23 January 2012

A tax windfall for solicitors?

Make a back claim for VAT bad debt relief

An extraordinary VAT case that could be worth a lot of money to solicitors: if you issue a VAT-only invoice to your client and the client fails to pay, you can claim VAT bad debt relief and get the full amount back, not just a proportion representing the VAT rate.
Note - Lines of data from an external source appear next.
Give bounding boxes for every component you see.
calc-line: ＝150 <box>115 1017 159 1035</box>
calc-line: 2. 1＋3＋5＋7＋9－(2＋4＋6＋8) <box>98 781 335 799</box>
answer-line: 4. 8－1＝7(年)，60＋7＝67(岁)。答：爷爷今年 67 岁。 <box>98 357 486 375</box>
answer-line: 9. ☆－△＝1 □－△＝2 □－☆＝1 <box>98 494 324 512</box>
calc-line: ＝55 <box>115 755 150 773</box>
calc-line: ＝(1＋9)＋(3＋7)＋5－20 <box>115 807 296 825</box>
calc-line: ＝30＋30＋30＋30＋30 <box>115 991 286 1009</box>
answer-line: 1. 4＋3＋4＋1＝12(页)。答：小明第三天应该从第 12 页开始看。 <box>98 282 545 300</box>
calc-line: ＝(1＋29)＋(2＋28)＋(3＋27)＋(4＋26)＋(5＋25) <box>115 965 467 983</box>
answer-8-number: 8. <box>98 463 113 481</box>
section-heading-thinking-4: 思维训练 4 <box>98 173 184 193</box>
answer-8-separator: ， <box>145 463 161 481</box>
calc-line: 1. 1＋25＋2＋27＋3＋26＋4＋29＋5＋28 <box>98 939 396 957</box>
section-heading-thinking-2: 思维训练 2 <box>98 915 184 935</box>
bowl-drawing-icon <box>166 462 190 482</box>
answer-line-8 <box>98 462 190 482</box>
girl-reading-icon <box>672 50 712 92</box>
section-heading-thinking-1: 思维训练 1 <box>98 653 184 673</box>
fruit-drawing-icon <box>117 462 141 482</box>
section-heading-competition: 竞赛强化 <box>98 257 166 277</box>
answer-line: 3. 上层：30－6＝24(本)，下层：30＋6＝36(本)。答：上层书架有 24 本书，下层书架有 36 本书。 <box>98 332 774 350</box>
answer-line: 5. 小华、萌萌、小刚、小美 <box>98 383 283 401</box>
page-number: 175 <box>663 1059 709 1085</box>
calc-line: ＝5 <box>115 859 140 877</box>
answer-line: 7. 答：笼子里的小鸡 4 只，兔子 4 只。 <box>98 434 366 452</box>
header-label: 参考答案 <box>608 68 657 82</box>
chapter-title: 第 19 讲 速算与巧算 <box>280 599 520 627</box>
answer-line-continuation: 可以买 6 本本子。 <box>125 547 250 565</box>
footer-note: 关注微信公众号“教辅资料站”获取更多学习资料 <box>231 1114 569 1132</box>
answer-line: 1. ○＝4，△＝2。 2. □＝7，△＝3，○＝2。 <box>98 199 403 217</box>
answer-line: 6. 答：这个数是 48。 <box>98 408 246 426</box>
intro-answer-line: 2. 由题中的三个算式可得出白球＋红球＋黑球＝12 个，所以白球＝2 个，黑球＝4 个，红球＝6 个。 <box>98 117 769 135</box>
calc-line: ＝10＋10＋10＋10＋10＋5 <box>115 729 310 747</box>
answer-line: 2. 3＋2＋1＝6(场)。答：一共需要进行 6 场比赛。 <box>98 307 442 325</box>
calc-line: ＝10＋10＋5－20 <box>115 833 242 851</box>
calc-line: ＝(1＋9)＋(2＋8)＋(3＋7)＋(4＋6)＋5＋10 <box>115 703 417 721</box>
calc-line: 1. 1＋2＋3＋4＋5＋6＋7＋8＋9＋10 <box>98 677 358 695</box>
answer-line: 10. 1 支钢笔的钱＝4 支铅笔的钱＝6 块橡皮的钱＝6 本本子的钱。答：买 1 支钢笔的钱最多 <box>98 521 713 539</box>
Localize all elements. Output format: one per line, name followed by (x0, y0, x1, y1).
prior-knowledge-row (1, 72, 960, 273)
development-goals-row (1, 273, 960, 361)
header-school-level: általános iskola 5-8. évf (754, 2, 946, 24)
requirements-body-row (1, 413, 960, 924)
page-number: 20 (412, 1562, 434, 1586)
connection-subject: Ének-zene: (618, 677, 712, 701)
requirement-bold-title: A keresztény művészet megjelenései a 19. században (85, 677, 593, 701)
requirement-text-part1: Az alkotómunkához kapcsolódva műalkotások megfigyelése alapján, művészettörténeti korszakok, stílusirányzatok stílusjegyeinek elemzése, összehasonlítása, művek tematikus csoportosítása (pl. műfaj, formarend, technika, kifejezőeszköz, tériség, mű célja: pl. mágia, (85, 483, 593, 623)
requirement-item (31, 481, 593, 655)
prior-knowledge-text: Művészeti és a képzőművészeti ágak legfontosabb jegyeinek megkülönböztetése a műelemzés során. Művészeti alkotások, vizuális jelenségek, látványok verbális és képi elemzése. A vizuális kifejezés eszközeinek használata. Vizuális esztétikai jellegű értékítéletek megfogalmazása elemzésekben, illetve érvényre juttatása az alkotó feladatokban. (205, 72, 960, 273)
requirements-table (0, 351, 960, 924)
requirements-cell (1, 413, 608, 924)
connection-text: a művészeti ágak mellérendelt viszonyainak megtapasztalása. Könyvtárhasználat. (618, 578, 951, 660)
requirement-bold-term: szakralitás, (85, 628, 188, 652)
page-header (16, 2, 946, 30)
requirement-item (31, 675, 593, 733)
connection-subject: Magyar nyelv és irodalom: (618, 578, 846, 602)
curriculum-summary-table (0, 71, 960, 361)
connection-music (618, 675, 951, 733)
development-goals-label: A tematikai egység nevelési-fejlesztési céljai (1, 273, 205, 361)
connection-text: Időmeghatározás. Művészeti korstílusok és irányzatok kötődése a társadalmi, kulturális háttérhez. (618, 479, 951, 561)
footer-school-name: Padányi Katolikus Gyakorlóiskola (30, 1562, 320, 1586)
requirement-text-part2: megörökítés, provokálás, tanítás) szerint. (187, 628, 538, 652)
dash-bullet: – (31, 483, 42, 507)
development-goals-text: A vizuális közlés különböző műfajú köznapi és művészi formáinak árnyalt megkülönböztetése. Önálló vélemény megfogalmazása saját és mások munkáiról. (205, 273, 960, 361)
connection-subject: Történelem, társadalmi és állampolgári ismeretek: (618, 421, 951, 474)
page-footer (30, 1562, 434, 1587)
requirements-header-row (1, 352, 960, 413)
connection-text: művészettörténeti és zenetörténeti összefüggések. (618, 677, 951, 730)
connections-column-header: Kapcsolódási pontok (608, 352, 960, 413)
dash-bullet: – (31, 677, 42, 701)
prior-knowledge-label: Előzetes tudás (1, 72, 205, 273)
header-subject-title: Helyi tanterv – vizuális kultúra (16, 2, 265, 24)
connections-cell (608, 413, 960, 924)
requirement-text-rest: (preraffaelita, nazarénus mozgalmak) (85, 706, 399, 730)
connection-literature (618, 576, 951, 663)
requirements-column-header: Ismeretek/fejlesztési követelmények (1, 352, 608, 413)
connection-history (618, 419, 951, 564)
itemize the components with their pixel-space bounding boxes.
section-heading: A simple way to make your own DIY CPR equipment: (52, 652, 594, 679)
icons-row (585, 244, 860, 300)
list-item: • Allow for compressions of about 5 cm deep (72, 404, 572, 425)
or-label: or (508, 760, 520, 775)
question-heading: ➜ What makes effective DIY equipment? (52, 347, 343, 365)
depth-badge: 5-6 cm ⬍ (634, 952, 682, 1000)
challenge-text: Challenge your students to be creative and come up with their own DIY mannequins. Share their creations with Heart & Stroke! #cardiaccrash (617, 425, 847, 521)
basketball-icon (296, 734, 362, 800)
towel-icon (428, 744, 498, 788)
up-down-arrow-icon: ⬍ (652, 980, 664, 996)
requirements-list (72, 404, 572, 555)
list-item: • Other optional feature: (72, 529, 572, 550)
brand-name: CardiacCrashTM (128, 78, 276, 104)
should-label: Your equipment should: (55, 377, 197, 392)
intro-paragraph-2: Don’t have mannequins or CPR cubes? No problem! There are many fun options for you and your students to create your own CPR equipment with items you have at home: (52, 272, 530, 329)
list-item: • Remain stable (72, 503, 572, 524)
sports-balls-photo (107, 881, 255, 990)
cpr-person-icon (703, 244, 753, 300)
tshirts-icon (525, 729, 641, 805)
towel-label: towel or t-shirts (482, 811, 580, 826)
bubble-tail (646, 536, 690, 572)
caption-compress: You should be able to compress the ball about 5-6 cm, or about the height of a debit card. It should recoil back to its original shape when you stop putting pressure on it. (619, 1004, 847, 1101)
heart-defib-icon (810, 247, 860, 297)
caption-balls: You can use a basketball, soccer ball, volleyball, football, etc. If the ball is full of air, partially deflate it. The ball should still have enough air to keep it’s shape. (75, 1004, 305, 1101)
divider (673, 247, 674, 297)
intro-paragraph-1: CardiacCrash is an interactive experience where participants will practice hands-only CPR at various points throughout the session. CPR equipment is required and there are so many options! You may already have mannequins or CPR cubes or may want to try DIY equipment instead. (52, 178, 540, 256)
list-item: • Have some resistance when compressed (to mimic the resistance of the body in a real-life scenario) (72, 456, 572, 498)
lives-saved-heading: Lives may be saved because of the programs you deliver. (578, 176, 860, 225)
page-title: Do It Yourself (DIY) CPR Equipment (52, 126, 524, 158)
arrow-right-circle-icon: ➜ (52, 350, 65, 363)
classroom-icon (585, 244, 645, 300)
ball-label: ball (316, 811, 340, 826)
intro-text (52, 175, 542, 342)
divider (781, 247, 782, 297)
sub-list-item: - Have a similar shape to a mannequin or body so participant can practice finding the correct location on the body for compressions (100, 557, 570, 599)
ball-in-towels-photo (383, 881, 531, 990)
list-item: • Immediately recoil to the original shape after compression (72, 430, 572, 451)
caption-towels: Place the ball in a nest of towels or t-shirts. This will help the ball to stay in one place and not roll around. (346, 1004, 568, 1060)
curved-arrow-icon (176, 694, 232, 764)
This arises when someone else is paying the costs, but your client is VAT registered and can reclaim VAT on your fees. You bill the client for the VAT element and send a non-VAT invoice to the third party, who pays the net of VAT costs. Most often that is the client’s insurer paying your litigation costs, but it could also be a tenant paying a landlord’s costs, or the losing party in litigation paying the winner’s lawyer’s costs. But what if your client fails to pay the VAT? You may have difficulty recovering it; if you were instructed by the insurer you may have no real relationship with the client, and you will not have been able to do credit checks or get money on account.

Previously it was assumed (and case law said) that you had to treat this like any other bad debt, and the fact that you had issued separate invoices for the fee and the VAT was irrelevant: you had (at 20%) recovered 5/6th of your VAT-inclusive fee so you claimed bad debt relief on 1/6th, and got 1/6th of that back, or 1/36th of the total; you were out of pocket by 5/36th. In Simpson & Marwick v HMRC[1] the Upper Tribunal said this was wrong: if the bad debt is clearly identified as the VAT element, it can be claimed in full – HMRC loses the entire 6/36th.

It is worth reviewing records and talking to your accountants about making back claims for relief. The case could yet be appealed so make appropriate disclosures in any claim.